Tamaki put the likelihood of a snap, lower house poll at between 10% and 20%, in part because Abe's government has come under criticism after an advisory panel suggested that many retirees could not live on pension income alone.
"Because of the pension issue, the wind isn't blowing in such a good direction (for Abe)," Tamaki said.
Abe has led his Liberal Democratic Party (LDP) to five general election wins since returning as party leader in 2012, aided by a fragmented opposition and low turnout.
"We are divided, so voters feel their votes would be marginalized and would not lead to any big change" if they opted for an opposition party, Tamaki said. He said he feared a future in which Japan's political sphere was divided into a permanent ruling bloc versus a permanent opposition camp.

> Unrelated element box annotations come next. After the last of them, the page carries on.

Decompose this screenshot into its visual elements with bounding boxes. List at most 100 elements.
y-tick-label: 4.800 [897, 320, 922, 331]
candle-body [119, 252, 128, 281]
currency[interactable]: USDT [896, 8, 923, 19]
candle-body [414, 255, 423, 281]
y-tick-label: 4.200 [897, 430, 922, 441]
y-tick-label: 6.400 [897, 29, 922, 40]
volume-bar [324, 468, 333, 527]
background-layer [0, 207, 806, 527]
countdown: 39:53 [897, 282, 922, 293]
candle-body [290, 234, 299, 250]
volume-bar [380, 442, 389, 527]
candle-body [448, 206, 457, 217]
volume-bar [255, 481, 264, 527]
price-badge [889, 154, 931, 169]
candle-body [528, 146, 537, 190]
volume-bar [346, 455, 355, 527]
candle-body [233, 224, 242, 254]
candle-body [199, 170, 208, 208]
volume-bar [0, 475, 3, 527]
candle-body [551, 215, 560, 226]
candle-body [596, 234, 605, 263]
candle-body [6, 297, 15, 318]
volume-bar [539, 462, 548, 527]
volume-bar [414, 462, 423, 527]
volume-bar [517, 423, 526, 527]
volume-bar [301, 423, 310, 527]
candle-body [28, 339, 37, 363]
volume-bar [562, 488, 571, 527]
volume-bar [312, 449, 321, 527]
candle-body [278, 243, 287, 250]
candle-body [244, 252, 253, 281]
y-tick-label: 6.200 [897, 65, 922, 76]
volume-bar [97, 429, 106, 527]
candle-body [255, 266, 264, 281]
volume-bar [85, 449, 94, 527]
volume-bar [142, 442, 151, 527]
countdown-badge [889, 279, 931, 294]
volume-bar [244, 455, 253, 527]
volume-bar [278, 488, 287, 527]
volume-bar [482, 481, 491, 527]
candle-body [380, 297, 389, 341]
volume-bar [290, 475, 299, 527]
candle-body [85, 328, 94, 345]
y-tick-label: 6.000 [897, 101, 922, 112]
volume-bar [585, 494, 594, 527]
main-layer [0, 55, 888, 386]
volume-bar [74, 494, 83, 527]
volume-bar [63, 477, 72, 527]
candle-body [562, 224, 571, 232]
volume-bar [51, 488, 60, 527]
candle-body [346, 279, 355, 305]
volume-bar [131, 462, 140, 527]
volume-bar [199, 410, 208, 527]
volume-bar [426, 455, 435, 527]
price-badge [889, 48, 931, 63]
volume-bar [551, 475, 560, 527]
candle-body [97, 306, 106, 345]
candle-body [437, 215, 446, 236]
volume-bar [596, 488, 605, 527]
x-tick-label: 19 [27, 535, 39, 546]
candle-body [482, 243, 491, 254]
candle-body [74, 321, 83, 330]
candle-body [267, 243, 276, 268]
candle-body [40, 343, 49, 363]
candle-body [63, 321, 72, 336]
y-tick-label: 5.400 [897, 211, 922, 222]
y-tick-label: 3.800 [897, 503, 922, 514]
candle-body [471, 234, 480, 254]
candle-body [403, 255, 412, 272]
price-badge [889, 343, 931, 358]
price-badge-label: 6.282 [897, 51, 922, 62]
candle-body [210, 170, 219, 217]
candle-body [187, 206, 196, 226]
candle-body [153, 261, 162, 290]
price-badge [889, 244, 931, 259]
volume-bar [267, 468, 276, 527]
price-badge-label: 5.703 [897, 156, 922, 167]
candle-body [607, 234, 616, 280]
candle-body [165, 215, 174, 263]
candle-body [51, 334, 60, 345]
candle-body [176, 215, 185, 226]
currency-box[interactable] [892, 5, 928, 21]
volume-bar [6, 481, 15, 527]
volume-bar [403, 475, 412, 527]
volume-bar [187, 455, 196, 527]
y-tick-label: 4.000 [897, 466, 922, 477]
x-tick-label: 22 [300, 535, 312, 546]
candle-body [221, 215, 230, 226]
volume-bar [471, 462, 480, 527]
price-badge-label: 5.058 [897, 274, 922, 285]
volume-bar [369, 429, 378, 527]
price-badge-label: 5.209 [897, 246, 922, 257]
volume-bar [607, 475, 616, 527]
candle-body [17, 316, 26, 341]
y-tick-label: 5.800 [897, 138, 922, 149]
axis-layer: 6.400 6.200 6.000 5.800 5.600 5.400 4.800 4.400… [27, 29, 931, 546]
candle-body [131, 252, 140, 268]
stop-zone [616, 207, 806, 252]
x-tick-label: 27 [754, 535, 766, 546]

"I think the next upper and lower house elections may be the last chance for a political system to take root in which a change in government is possible," he said.
"If an election nears ... for the first time, we could begin to build a stronger cooperative relationship," he said.
The DPFP, formed after its center-left predecessor split into two main groups in 2017, has struggled to gain traction, winning backing from just 1.2 percent of voters in a survey this month by public broadcaster NHK.
That compared with the LDP's 36.7 percent and 5.1 percent for the biggest opposition group, the Constitutional Democratic Party of Japan (CDPJ).
The CDPJ, however, has been wary of any opposition merger that would skate over policy differences. Many voters have not forgotten the 2009-2012 rule of the predecessor of the DPFP and CDPJ, which was plagued by flip-flops and infighting.
"We want to bring the opposition together as much as possible, but there is another party," Tamaki said. "It's the same as marriage."